Lately I've been trying to catch up on all the changes in replication in SQL
2005 and one in particular struck me as interesting - how transactional
replication handles replication of identity columns. If you've done this with
SQL 2000 you know that if you have a table on the publisher that has an identity
column that when the snapshot creates the table on the subscriber it will not
have the identity column. This makes pretty good sense for two reasons; one is
that the subscriber is generally considered read only, the other is that if you
had an identity column on the subscriber you'd have to deal with the possibility
of a key collision if someone had added a row on the subscriber and ended up
using a key that was later generated on the publisher.

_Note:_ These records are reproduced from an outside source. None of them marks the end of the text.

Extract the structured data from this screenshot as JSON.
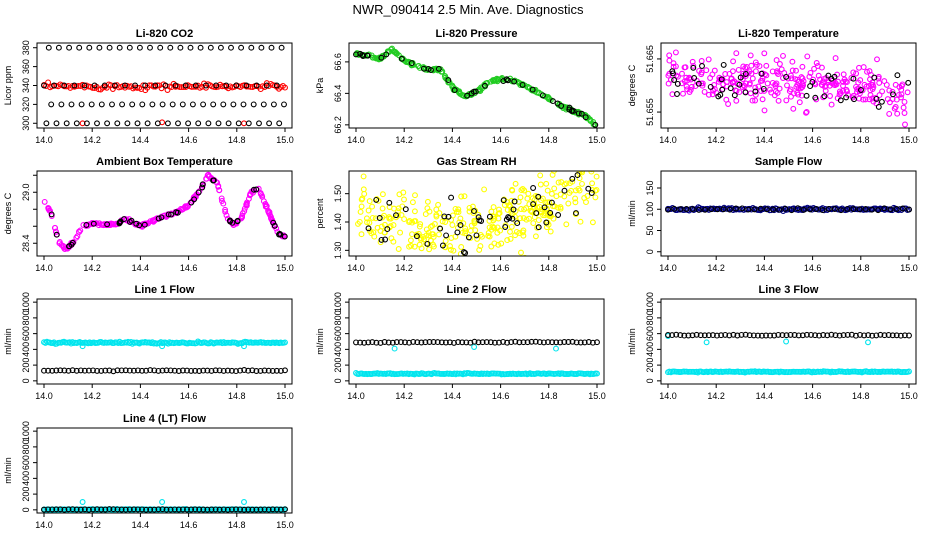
{
  "page_title": "NWR_090414  2.5 Min. Ave. Diagnostics",
  "colors": {
    "black": "#000000",
    "red": "#ff0000",
    "green": "#22cc22",
    "magenta": "#ff00ff",
    "yellow": "#ffff00",
    "navy": "#000080",
    "cyan": "#00e5ee"
  },
  "chart_data": [
    {
      "id": "co2",
      "type": "scatter",
      "title": "Li-820 CO2",
      "xlabel": "",
      "ylabel": "Licor ppm",
      "xlim": [
        14.0,
        15.0
      ],
      "ylim": [
        295,
        385
      ],
      "yticks": [
        300,
        320,
        340,
        360,
        380
      ],
      "ytick_labels": [
        "300",
        "320",
        "340",
        "360",
        "380"
      ],
      "xticks": [
        14.0,
        14.2,
        14.4,
        14.6,
        14.8,
        15.0
      ],
      "xtick_labels": [
        "14.0",
        "14.2",
        "14.4",
        "14.6",
        "14.8",
        "15.0"
      ],
      "series": [
        {
          "color": "red",
          "marker": "circle",
          "pattern": "band",
          "center": 339,
          "spread": 1.5,
          "n": 120
        },
        {
          "color": "red",
          "marker": "circle",
          "points": [
            [
              14.16,
              300
            ],
            [
              14.49,
              301
            ],
            [
              14.83,
              300
            ]
          ]
        },
        {
          "color": "black",
          "marker": "circle",
          "pattern": "levels",
          "levels": [
            300,
            320,
            340,
            380
          ],
          "step": 0.042,
          "offsets": [
            0.01,
            0.03,
            0.0,
            0.02
          ]
        }
      ]
    },
    {
      "id": "pressure",
      "type": "scatter",
      "title": "Li-820 Pressure",
      "xlabel": "",
      "ylabel": "kPa",
      "xlim": [
        14.0,
        15.0
      ],
      "ylim": [
        66.18,
        66.72
      ],
      "yticks": [
        66.2,
        66.4,
        66.6
      ],
      "ytick_labels": [
        "66.2",
        "66.4",
        "66.6"
      ],
      "xticks": [
        14.0,
        14.2,
        14.4,
        14.6,
        14.8,
        15.0
      ],
      "xtick_labels": [
        "14.0",
        "14.2",
        "14.4",
        "14.6",
        "14.8",
        "15.0"
      ],
      "series": [
        {
          "color": "green",
          "marker": "circle",
          "pattern": "curve",
          "n": 240,
          "noise": 0.005,
          "curve": [
            [
              14.0,
              66.65
            ],
            [
              14.05,
              66.64
            ],
            [
              14.1,
              66.62
            ],
            [
              14.15,
              66.68
            ],
            [
              14.2,
              66.61
            ],
            [
              14.25,
              66.58
            ],
            [
              14.3,
              66.55
            ],
            [
              14.35,
              66.55
            ],
            [
              14.4,
              66.44
            ],
            [
              14.45,
              66.38
            ],
            [
              14.5,
              66.41
            ],
            [
              14.55,
              66.47
            ],
            [
              14.6,
              66.49
            ],
            [
              14.65,
              66.48
            ],
            [
              14.7,
              66.45
            ],
            [
              14.75,
              66.41
            ],
            [
              14.8,
              66.37
            ],
            [
              14.85,
              66.32
            ],
            [
              14.9,
              66.29
            ],
            [
              14.95,
              66.26
            ],
            [
              15.0,
              66.19
            ]
          ]
        },
        {
          "color": "black",
          "marker": "circle",
          "pattern": "curve",
          "n": 40,
          "noise": 0.004,
          "same_curve_as": 0
        }
      ]
    },
    {
      "id": "temperature",
      "type": "scatter",
      "title": "Li-820 Temperature",
      "xlabel": "",
      "ylabel": "degrees C",
      "xlim": [
        14.0,
        15.0
      ],
      "ylim": [
        51.652,
        51.668
      ],
      "yticks": [
        51.655,
        51.665
      ],
      "ytick_labels": [
        "51.655",
        "51.665"
      ],
      "xticks": [
        14.0,
        14.2,
        14.4,
        14.6,
        14.8,
        15.0
      ],
      "xtick_labels": [
        "14.0",
        "14.2",
        "14.4",
        "14.6",
        "14.8",
        "15.0"
      ],
      "series": [
        {
          "color": "magenta",
          "marker": "circle",
          "pattern": "curve",
          "n": 300,
          "noise": 0.0022,
          "curve": [
            [
              14.0,
              51.662
            ],
            [
              14.2,
              51.6605
            ],
            [
              14.4,
              51.6605
            ],
            [
              14.6,
              51.6605
            ],
            [
              14.8,
              51.66
            ],
            [
              15.0,
              51.6565
            ]
          ]
        },
        {
          "color": "black",
          "marker": "circle",
          "pattern": "curve",
          "n": 45,
          "noise": 0.0018,
          "same_curve_as": 0
        }
      ]
    },
    {
      "id": "ambient",
      "type": "scatter",
      "title": "Ambient Box Temperature",
      "xlabel": "",
      "ylabel": "degrees C",
      "xlim": [
        14.0,
        15.0
      ],
      "ylim": [
        28.25,
        29.25
      ],
      "yticks": [
        28.4,
        28.6,
        28.8,
        29.0,
        29.2
      ],
      "ytick_labels": [
        "28.4",
        "",
        "",
        "29.0",
        ""
      ],
      "xticks": [
        14.0,
        14.2,
        14.4,
        14.6,
        14.8,
        15.0
      ],
      "xtick_labels": [
        "14.0",
        "14.2",
        "14.4",
        "14.6",
        "14.8",
        "15.0"
      ],
      "series": [
        {
          "color": "magenta",
          "marker": "circle",
          "pattern": "curve",
          "n": 260,
          "noise": 0.008,
          "curve": [
            [
              14.0,
              28.9
            ],
            [
              14.03,
              28.75
            ],
            [
              14.06,
              28.42
            ],
            [
              14.09,
              28.33
            ],
            [
              14.12,
              28.4
            ],
            [
              14.16,
              28.6
            ],
            [
              14.2,
              28.63
            ],
            [
              14.25,
              28.62
            ],
            [
              14.3,
              28.62
            ],
            [
              14.33,
              28.68
            ],
            [
              14.36,
              28.66
            ],
            [
              14.4,
              28.6
            ],
            [
              14.45,
              28.66
            ],
            [
              14.5,
              28.72
            ],
            [
              14.55,
              28.76
            ],
            [
              14.6,
              28.84
            ],
            [
              14.65,
              29.03
            ],
            [
              14.68,
              29.2
            ],
            [
              14.72,
              29.1
            ],
            [
              14.76,
              28.7
            ],
            [
              14.79,
              28.62
            ],
            [
              14.82,
              28.7
            ],
            [
              14.86,
              29.0
            ],
            [
              14.89,
              29.05
            ],
            [
              14.93,
              28.78
            ],
            [
              14.97,
              28.52
            ],
            [
              15.0,
              28.48
            ]
          ]
        },
        {
          "color": "black",
          "marker": "circle",
          "pattern": "curve",
          "n": 45,
          "noise": 0.006,
          "same_curve_as": 0
        }
      ]
    },
    {
      "id": "rh",
      "type": "scatter",
      "title": "Gas Stream RH",
      "xlabel": "",
      "ylabel": "percent",
      "xlim": [
        14.0,
        15.0
      ],
      "ylim": [
        1.28,
        1.58
      ],
      "yticks": [
        1.3,
        1.4,
        1.5
      ],
      "ytick_labels": [
        "1.30",
        "1.40",
        "1.50"
      ],
      "xticks": [
        14.0,
        14.2,
        14.4,
        14.6,
        14.8,
        15.0
      ],
      "xtick_labels": [
        "14.0",
        "14.2",
        "14.4",
        "14.6",
        "14.8",
        "15.0"
      ],
      "series": [
        {
          "color": "yellow",
          "marker": "circle",
          "pattern": "curve",
          "n": 320,
          "noise": 0.05,
          "curve": [
            [
              14.0,
              1.42
            ],
            [
              14.2,
              1.4
            ],
            [
              14.4,
              1.37
            ],
            [
              14.6,
              1.4
            ],
            [
              14.8,
              1.46
            ],
            [
              15.0,
              1.52
            ]
          ]
        },
        {
          "color": "black",
          "marker": "circle",
          "pattern": "curve",
          "n": 55,
          "noise": 0.04,
          "same_curve_as": 0
        }
      ]
    },
    {
      "id": "sample",
      "type": "scatter",
      "title": "Sample Flow",
      "xlabel": "",
      "ylabel": "ml/min",
      "xlim": [
        14.0,
        15.0
      ],
      "ylim": [
        -10,
        190
      ],
      "yticks": [
        0,
        50,
        100,
        150
      ],
      "ytick_labels": [
        "0",
        "50",
        "100",
        "150"
      ],
      "xticks": [
        14.0,
        14.2,
        14.4,
        14.6,
        14.8,
        15.0
      ],
      "xtick_labels": [
        "14.0",
        "14.2",
        "14.4",
        "14.6",
        "14.8",
        "15.0"
      ],
      "series": [
        {
          "color": "navy",
          "marker": "circle",
          "pattern": "band",
          "center": 100,
          "spread": 1.5,
          "n": 160
        },
        {
          "color": "black",
          "marker": "circle",
          "pattern": "band",
          "center": 100,
          "spread": 1.2,
          "n": 40
        }
      ]
    },
    {
      "id": "line1",
      "type": "scatter",
      "title": "Line 1 Flow",
      "xlabel": "",
      "ylabel": "ml/min",
      "xlim": [
        14.0,
        15.0
      ],
      "ylim": [
        -40,
        1040
      ],
      "yticks": [
        0,
        200,
        400,
        600,
        800,
        1000
      ],
      "ytick_labels": [
        "0",
        "200",
        "400",
        "600",
        "800",
        "1000"
      ],
      "xticks": [
        14.0,
        14.2,
        14.4,
        14.6,
        14.8,
        15.0
      ],
      "xtick_labels": [
        "14.0",
        "14.2",
        "14.4",
        "14.6",
        "14.8",
        "15.0"
      ],
      "series": [
        {
          "color": "cyan",
          "marker": "circle",
          "pattern": "band",
          "center": 485,
          "spread": 6,
          "n": 170
        },
        {
          "color": "cyan",
          "marker": "circle",
          "points": [
            [
              14.16,
              440
            ],
            [
              14.49,
              440
            ],
            [
              14.83,
              440
            ]
          ]
        },
        {
          "color": "black",
          "marker": "circle",
          "pattern": "band",
          "center": 130,
          "spread": 3,
          "n": 60
        }
      ]
    },
    {
      "id": "line2",
      "type": "scatter",
      "title": "Line 2 Flow",
      "xlabel": "",
      "ylabel": "ml/min",
      "xlim": [
        14.0,
        15.0
      ],
      "ylim": [
        -40,
        1040
      ],
      "yticks": [
        0,
        200,
        400,
        600,
        800,
        1000
      ],
      "ytick_labels": [
        "0",
        "200",
        "400",
        "600",
        "800",
        "1000"
      ],
      "xticks": [
        14.0,
        14.2,
        14.4,
        14.6,
        14.8,
        15.0
      ],
      "xtick_labels": [
        "14.0",
        "14.2",
        "14.4",
        "14.6",
        "14.8",
        "15.0"
      ],
      "series": [
        {
          "color": "cyan",
          "marker": "circle",
          "pattern": "band",
          "center": 90,
          "spread": 4,
          "n": 170
        },
        {
          "color": "cyan",
          "marker": "circle",
          "points": [
            [
              14.16,
              410
            ],
            [
              14.49,
              430
            ],
            [
              14.83,
              410
            ]
          ]
        },
        {
          "color": "black",
          "marker": "circle",
          "pattern": "band",
          "center": 490,
          "spread": 4,
          "n": 60
        }
      ]
    },
    {
      "id": "line3",
      "type": "scatter",
      "title": "Line 3 Flow",
      "xlabel": "",
      "ylabel": "ml/min",
      "xlim": [
        14.0,
        15.0
      ],
      "ylim": [
        -40,
        1040
      ],
      "yticks": [
        0,
        200,
        400,
        600,
        800,
        1000
      ],
      "ytick_labels": [
        "0",
        "200",
        "400",
        "600",
        "800",
        "1000"
      ],
      "xticks": [
        14.0,
        14.2,
        14.4,
        14.6,
        14.8,
        15.0
      ],
      "xtick_labels": [
        "14.0",
        "14.2",
        "14.4",
        "14.6",
        "14.8",
        "15.0"
      ],
      "series": [
        {
          "color": "cyan",
          "marker": "circle",
          "pattern": "band",
          "center": 115,
          "spread": 3,
          "n": 170
        },
        {
          "color": "cyan",
          "marker": "circle",
          "points": [
            [
              14.0,
              570
            ],
            [
              14.16,
              490
            ],
            [
              14.49,
              500
            ],
            [
              14.83,
              490
            ]
          ]
        },
        {
          "color": "black",
          "marker": "circle",
          "pattern": "band",
          "center": 580,
          "spread": 4,
          "n": 60
        }
      ]
    },
    {
      "id": "line4",
      "type": "scatter",
      "title": "Line 4 (LT) Flow",
      "xlabel": "",
      "ylabel": "ml/min",
      "xlim": [
        14.0,
        15.0
      ],
      "ylim": [
        -40,
        1040
      ],
      "yticks": [
        0,
        200,
        400,
        600,
        800,
        1000
      ],
      "ytick_labels": [
        "0",
        "200",
        "400",
        "600",
        "800",
        "1000"
      ],
      "xticks": [
        14.0,
        14.2,
        14.4,
        14.6,
        14.8,
        15.0
      ],
      "xtick_labels": [
        "14.0",
        "14.2",
        "14.4",
        "14.6",
        "14.8",
        "15.0"
      ],
      "series": [
        {
          "color": "cyan",
          "marker": "circle",
          "pattern": "band",
          "center": 5,
          "spread": 2,
          "n": 170
        },
        {
          "color": "cyan",
          "marker": "circle",
          "points": [
            [
              14.16,
              100
            ],
            [
              14.49,
              100
            ],
            [
              14.83,
              100
            ]
          ]
        },
        {
          "color": "black",
          "marker": "circle",
          "pattern": "band",
          "center": 5,
          "spread": 2,
          "n": 60
        }
      ]
    }
  ]
}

Now to make it a little more complicated there is also the concept of having
subscribers that can be updated and have those changes pushed back to the
publisher. SQL 2000 would let you do this by assigning identity ranges to each
subscriber, so that Subscriber A might have the range 100k-200k, Subscriber B
200k-300k, and the publisher would have 1-100k (and obviously the ranges could
not overlap). As the ranges approached the 80% utilization mark there was a proc
(sp_adjustpublisheridentityrange) that would be called on the publisher to go
and get a new range. Works well enough in most cases.
So that's the way the world was, but in SQL 2005 there is a tiny change -
tables with identity columns keep the identity column on the subscribers even if
they are not updateable. We'll talk about why the change was made in a moment,
but I was curious to see how they implemented the change. If you've ever
looked at the stored procedures SQL generates on the subscribers you've probably
seen something like this:
ALTER procedure [dbo].[sp_MSins_dboEmployees]
@c1 int,@c2 datetime,@c3 varchar(50),@c4 varchar(50)
as
begin
insert into "dbo"."Employees"(
"EmployeeID"
,"DateAdded"
,"FirstName"
,"LastName"
)
values (
@c1
,@c2
,@c3
,@c4
)
end
Now that proc makes perfect sense if there is no identity column on the
EmployeeID column, SQL is explicitly providing the value. Add the identity
column back to the table on the subscriber and things would break, right? My off
the cuff thought when I started looking was that I expected to see something
like this:
ALTER procedure [dbo].[sp_MSins_dboEmployees]
@c1 int,@c2 datetime,@c3 varchar(50),@c4 varchar(50)
as
begin
set identity_insert employees on
insert into "dbo"."Employees"(
"EmployeeID"
,"DateAdded"
,"FirstName"
,"LastName"
)
values (
@c1
,@c2
,@c3
,@c4
)
set identity_insert employees off
end
That's how we would normally add a row to a table with an identity column
when we needed to set the value explicitly. But when I created a new publication
to see, I was surprised to see the proc looked just like it always did. Strange,
so how did they accomplish the insert? My next thought was maybe an instead of
trigger on the subscriber, but there were no triggers. Starting up Profiler and
doing a few inserts, I found this:
Nothing on sp_MSPub_adjust_identity in BOL, so I opened it up to see for
myself. Lots of TSQL, so down the rabbit hole for a few minutes looking at stuff
that while interesting, doesn't seem to be overriding or resetting the identity
value. Go back and test again, make sure I haven't looked at wrong table or
something, still works. I reset the seed on the subscriber, insert from the
publisher still works and the seed not changed on the subscriber. I back up and
look once more, and then I see it - "Not for Replication" on the identity
column. Makes perfect sense, that's the same technique that would be used for
updating subscribers. If you look in BOL at the definition you'll see:
- Foreign key constraints - The foreign key constraint is not enforced
when a replication agent performs an insert, update, or delete operation.
- Check constraints - The check constraint is not enforced when a
replication agent performs an insert, update, or delete operation.
- Identity columns - The identity column value is not incremented when a
replication agent performs an insert operation.
- Triggers - The trigger is not executed when a replication agent performs
an insert, update, or delete operation.
So, it's easy to get off track when you start with a bad assumption! The one
thing I think about as I document this is that I wish you could see the 'not for
replication option' being applied in Profiler, that would have saved me a few
minutes, bad assumption or not.
Now let's talk about why the change is important. Lot's of people use
transactional replication to push data to a reporting server. It's easy to set
up and administer, and putting reports on a different server both isolates the
reports from the OLTP side of things and allows you to index more aggressively
to gain speed in reporting. It's then natural to think that the subscriber
becomes a perfect fail over target if the publisher catches on fire. This is
mostly true, you'll have data to within a few seconds typically, but when you
point your applications at the new server and start doing inserts they would
fail in SQL 2000 - no identity columns. If you're using SQL 2000 and wanted to
use it as a failover you needed to have scripts ready to alter the tables to add
the identity columns. Not terribly hard, but one extra step. With this minor
change in SQL 2005 you don't have to worry about making that change any longer.
I hope you'll find the replication change interesting, and maybe my missteps
on seeing how it works will help you somehow too!